Vermintide got me thinking about this from the D&D angle for two reasons - first that unlike DRG it is low-ish fantasy, and second because it makes these special enemies very high-visibility. The player characters call them out in game (at least on the difficulty we're playing), many have literally high-visibility glowy bits, and killing them is mentioned in the post-mission statistics screen, which makes it clear that they're thought of as a class or category of enemies.
(The other two called-out classes, Elites and Monsters, also bear consideration. Elites we think are tougher versions of normal enemies; they may be better armored or hit harder and bear special consideration on those accounts but they're not especially disruptive to party cohesion / positioning. Monsters are creatures much larger than a man like trolls or rat-ogres that, as least as far as we can tell, require pretty much the whole party to fight them concurrently, with lots of HP and a boss healthbar, and often a combination of multiple damaging attacks, throws, grabs, area denial, and other abilities that you might expect of a Special but on a much beefier frame)
Meanwhile, in OSR D&D, we have critters that have disruptive abilities like a Special but we're mostly not using them in combination with regular enemies. Consider mummies. Mummy paralysis is a big disruptive ability and anybody left with freedom of action has the onus on them to kill the mummy immediately (or at least bait an attack out of it) to end the paralysis. But mummies are their own monster type with their own lairs and if you're stocking by the book you're never going to get an encounter with 15 zombies or skeletons and one or two mummies - the fodder+special combo. Or, if mummies are too high-HD and durable and fall closer to the Monsters category, 15 zombies and two ghouls. A gelatinous cube plus a bunch of skeletons would be an encounter to remember, but it won't ever come up in prep (though it could potentially happen in play through a combination of a fixed skeleton encounter and a lurking threat cube making its move as the party is dealing with the skellies). The best we've got are witchdoctors and shamans with beastman lairs - and those are wilderness lairs, not dungeon encounters, and if you're rolling random spells for your witchdoctors they're usually either duds or TPK threats instead. In beastmen too we have something like Elites in champions and chieftains.
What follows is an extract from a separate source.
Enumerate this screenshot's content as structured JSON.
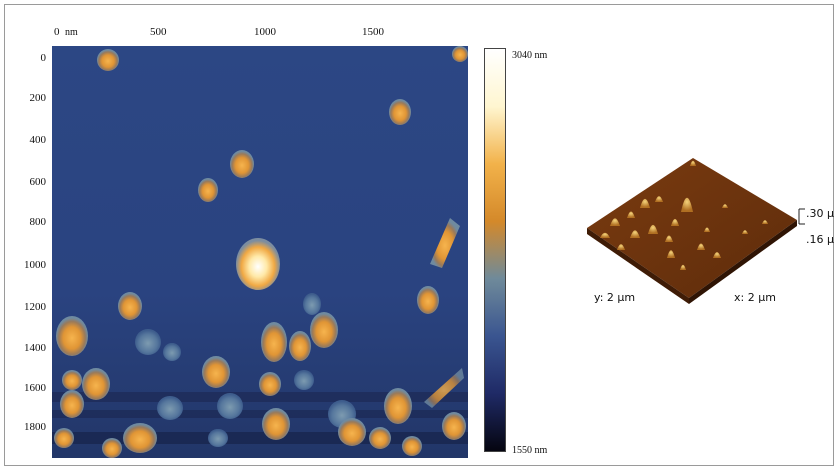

But the fodder+special combo seems like the sort of thing you'd want to use if you were building dungeons to challenge your players. And this whole line of thought also ties back to breaking up the phalanx - enemies who deny choke-points, grab front-liners, or bull-rush through them, all seem like good tools for diminishing the power of the shield-wall in the dungeon, but I haven't been thinking of them as a category.
Is this too 3e a thought? Is this something 4e did explicitly? Does this place too much emphasis on tactics of individual combats in OSR games where combat options are relatively scarce so parties may not really have any means to respond to disruptive enemies - games where the emphasis is generally on the expedition as a whole anyway? Is this even worth considering in prep or is it good enough if it can happen randomly in play? I really don't know. But it might bear experiments, and seems like a useful schema / category with which to think about monsters in tabletop games.
Beastman chieftain abilities might be a really easy place to start with procedurally-generated fodder+special combos. One could design abilities with the special/elite distinction in mind, and then push them down to subchieftains so that they start showing up in dungeon lairs.
Maybe another angle to consider is strategically-disruptive enemies: expedition-disruptors rather than single-combat-disruptors. If the focus of the game is on the expedition and we're worried about there being too few in-combat options, maybe it makes sense to shift one level higher. The Crypt Thing might be a really good example of this - its teleport doesn't just take a character out of a particular combat temporarily, but disrupts the expedition as a whole by scattering the party throughout the dungeon.
But what does combining expedition-disrupting enemies with fodder look like? Maybe just random encounters being triggered by a disrupted party taking more time to recover. Maybe nothing at all needs to be done and OSR D&D is just fine the way it is.